Shinji Inoue (M’06) was born in Japan, on April 6, 1978. He received the B.S.E., M.S., and Ph.D. degrees from Tottori University, Tottori, Japan, in 2001, 2003, and 2006, respectively. He is currently an Assistant Professor with the Faculty of Engineering, Tottori University. His research interests include software reliability engineering, quality control, and project management. Dr. Inoue is a regular member of the Institute of Electronics, Information, and Communication Engineers, the Operations Research Society of Japan, the Japanese Society for Quality Control, the Information Processing Society of Japan, and the Society of Project Management.
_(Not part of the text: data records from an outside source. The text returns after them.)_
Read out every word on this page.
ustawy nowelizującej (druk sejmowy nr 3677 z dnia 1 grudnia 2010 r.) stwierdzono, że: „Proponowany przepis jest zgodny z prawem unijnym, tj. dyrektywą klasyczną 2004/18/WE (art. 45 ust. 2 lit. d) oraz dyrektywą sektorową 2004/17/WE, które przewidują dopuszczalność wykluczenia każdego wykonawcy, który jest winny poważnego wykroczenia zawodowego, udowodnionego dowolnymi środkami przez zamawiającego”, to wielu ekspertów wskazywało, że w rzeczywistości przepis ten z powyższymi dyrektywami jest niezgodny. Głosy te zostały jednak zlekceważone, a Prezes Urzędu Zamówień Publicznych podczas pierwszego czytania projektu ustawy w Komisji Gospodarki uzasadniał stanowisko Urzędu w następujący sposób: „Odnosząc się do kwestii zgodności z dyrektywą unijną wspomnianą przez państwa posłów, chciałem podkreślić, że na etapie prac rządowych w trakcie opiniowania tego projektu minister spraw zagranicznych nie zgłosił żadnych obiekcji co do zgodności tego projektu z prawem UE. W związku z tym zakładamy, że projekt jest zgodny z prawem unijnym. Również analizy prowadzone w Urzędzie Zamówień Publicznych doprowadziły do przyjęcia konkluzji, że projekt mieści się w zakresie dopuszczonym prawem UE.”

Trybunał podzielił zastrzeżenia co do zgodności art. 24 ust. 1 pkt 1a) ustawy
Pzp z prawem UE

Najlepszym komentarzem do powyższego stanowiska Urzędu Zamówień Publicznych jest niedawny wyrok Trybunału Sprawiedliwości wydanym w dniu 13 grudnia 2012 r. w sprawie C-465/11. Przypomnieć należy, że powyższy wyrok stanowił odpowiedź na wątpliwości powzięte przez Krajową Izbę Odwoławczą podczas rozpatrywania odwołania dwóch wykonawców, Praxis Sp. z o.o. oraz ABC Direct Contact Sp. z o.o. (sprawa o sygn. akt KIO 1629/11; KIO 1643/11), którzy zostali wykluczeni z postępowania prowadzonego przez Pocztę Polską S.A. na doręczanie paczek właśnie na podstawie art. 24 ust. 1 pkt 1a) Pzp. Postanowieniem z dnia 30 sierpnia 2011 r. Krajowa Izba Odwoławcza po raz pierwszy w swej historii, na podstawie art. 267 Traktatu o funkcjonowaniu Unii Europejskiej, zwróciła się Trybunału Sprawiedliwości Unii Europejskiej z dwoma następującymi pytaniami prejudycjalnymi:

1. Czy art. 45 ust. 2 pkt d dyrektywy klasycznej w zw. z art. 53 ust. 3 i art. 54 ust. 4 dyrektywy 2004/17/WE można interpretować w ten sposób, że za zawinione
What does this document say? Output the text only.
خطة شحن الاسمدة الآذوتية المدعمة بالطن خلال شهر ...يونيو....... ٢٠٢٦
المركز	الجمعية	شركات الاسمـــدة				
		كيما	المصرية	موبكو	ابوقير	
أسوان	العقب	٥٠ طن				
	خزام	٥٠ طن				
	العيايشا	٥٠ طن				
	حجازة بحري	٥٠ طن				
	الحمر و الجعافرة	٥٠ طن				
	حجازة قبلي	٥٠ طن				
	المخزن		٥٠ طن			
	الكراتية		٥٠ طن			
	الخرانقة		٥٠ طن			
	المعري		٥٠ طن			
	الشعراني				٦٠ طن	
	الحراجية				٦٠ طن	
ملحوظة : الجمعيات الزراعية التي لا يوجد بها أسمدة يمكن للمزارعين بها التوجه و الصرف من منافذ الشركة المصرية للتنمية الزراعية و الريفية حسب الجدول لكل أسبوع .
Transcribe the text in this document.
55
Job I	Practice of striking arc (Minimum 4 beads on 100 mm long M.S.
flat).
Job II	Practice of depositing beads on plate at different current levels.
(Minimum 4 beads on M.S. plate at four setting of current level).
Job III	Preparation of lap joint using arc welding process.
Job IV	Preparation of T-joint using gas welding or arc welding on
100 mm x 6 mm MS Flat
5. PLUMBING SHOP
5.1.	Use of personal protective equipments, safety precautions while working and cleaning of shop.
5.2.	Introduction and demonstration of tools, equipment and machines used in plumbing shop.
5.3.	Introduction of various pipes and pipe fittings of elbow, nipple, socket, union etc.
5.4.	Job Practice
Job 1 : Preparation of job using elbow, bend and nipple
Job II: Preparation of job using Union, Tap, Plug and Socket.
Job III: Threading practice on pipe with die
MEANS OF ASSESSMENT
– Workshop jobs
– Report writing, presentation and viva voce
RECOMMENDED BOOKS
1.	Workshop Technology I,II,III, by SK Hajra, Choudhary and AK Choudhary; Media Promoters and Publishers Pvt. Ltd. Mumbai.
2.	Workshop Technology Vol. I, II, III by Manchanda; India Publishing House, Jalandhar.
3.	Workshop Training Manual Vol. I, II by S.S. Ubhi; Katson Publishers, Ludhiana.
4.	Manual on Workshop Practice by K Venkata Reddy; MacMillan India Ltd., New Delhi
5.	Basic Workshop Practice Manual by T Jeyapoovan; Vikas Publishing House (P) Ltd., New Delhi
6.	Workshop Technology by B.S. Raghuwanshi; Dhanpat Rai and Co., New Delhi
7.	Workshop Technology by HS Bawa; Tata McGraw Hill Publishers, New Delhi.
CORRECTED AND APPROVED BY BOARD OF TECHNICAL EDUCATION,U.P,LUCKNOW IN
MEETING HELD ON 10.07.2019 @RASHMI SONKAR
Shigeru Yamada (M’87) was born in Japan, on July 6, 1952. He received the B.S.E., M.S., and Ph.D. degrees from Hiroshima University, Hiroshima, Japan, in 1975, 1977, and 1985, respectively. From 1977 to 1980, he worked at the Quality Assurance Department of Nippondenso Company, Japan. From 1983 to 1988, he was an Assistant Professor of the Okayama University of Science, Okayama, Japan. From 1988 to 1993, he was an Associate Professor at the Faculty of Engineering, Hiroshima University. Since 1993, he has been working as a Professor with the Faculty of Engineering, Tottori University, Tottori, Japan. He has published numerous technical papers in the areas of software reliability models, project management, reliability engineering, and quality control. He has authored several books entitled: Software Reliability: Theory and Practical Application (Soft Research Center, 1990), Introduction to Software Management Model (Kyoritsu Shuppan, 1993), Software Reliability Models: Fundamentals and Applications (JUSE, 1994), Statistical Quality Control for TQM (Corona Publishing, 1998), and Software Reliability: Model, Tool, Management (The Society of Project Management, 2004). Dr. Yamada is the recipient of the Best Author Award from the Information Processing Society of Japan in 1992, the TELECOM System Technology Award from the Telecommunications Advancement Foundation in 1993, the Best Paper Award from the Reliability Engineering Association of Japan in 1999, the International Leadership Award in Reliability Engineering Research from the ICQRIT/SRECOM in 2003, and the Best Paper Award from the Society of Project Management in 2006. He is a regular member of the Information Processing Society of Japan, the Operations Research Society of Japan, the Japan SIAM, the Reliability Engineering Association of Japan, the Japan Industrial Management Association, the Japanese Society for Quality Control, and the Society of Project Management.